All of this is, or should be, worrisome for sprawling, bureaucratic charities with high overhead–like the American Red Cross–that compete with nimble, focused and transparent startups like New Story, Watsi and charity: water.
The newcomers appeal to business people and celebrities. Last month, New Story went to Haiti with Elvis Dumervil, an all-pro football player with the Baltimore Ravens and the son of Haitian immigrants. Dumervil has pledged to build 58 homes in Haiti in honor of his #58 Ravens jersey, and he’d like to work with other NFL players–about 50 have Haitian ties–and league sponsors to build an entire community with New Story.
All that said, we shouldn’t overstate the contrast between upstarts like New Story and established mega-charities like the Red Cross. The Red Cross has done good work in Haiti, supporting hospitals, clinics and schools, all of which it details here, at last, yielding to pressures from reporters and Congress. Charity Navigator, which evaluates nonprofits, gives the American Red Cross four stars (of out four) for accountability and transparency, for whatever that’s worth.
What’s more, just like the Red Cross, New Story, Watsi and charity: water all depend on subcontractors to do the actual work they are funding–home builders in the case of New Story, medical care providers for Watsi and other water charities for charity: water. They are, above all, fundraisers. So, as they grow bigger, they will be only as effective as the partners they rely on in the field.

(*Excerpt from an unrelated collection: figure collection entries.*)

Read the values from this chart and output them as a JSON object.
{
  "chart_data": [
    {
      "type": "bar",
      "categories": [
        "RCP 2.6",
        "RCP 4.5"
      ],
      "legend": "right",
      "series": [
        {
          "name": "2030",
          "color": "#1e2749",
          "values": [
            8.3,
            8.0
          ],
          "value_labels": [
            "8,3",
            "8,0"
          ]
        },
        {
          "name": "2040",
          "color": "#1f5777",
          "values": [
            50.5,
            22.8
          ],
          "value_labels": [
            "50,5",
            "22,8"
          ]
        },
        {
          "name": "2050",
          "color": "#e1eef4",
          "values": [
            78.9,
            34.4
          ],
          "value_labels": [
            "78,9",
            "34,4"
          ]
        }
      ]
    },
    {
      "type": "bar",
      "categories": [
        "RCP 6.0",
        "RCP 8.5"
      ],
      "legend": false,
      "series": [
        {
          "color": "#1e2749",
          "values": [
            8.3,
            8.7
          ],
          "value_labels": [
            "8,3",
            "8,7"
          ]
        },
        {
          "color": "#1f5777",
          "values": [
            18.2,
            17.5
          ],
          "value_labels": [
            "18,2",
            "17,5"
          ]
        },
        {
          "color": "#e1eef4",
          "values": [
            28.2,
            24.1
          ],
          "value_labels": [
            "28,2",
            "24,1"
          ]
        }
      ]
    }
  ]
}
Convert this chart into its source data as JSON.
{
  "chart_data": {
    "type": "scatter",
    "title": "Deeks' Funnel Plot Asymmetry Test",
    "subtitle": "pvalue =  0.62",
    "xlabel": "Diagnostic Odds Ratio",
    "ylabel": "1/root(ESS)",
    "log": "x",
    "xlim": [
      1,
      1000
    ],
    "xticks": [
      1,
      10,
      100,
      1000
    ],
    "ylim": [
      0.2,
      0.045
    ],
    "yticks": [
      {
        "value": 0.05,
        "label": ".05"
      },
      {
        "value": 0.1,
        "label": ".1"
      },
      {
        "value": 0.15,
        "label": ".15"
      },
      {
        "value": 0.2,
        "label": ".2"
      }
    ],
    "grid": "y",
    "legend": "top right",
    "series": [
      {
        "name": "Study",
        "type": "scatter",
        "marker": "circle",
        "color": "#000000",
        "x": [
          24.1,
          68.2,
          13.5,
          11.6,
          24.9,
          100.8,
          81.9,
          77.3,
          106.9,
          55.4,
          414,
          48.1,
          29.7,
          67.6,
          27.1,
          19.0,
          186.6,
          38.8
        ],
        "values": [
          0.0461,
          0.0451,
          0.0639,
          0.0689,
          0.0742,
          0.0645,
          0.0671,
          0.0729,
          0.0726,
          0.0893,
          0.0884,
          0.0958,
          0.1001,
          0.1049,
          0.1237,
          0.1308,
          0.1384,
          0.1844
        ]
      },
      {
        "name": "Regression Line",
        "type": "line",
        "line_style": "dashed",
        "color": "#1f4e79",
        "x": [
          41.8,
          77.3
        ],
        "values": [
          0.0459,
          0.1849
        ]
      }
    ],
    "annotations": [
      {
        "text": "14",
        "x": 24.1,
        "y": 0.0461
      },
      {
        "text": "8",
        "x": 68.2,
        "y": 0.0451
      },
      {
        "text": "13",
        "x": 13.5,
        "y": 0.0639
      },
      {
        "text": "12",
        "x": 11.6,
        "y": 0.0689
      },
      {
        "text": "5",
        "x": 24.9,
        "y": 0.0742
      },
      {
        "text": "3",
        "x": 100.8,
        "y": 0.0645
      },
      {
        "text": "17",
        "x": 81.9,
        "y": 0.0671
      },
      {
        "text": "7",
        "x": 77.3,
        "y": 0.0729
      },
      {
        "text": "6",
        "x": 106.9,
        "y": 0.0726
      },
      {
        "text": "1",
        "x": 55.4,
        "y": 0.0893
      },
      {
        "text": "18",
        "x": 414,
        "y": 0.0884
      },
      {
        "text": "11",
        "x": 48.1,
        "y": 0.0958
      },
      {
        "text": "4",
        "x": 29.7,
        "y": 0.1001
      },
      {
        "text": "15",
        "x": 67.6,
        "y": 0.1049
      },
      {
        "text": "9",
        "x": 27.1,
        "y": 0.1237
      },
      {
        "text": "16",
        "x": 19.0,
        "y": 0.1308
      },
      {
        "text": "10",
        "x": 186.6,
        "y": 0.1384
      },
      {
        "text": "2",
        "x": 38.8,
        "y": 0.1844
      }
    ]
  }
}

This will be a particular challenge for New Story, which wants to build schools, clinics and factories as well as houses, Hagler has said. He knows he’ll need good partners, perhaps even the Red Cross, someday. New Story has already expanded from Haiti to El Salvador.
Young nonprofits like New Story, Watsi and charity: water resemble the Silicon Valley startups that have unsettled the well-established incumbents in the media, retail and travel industries. These upstarts are going to raise the bar–particularly around transparency and accountability–for everyone in the nonprofit world.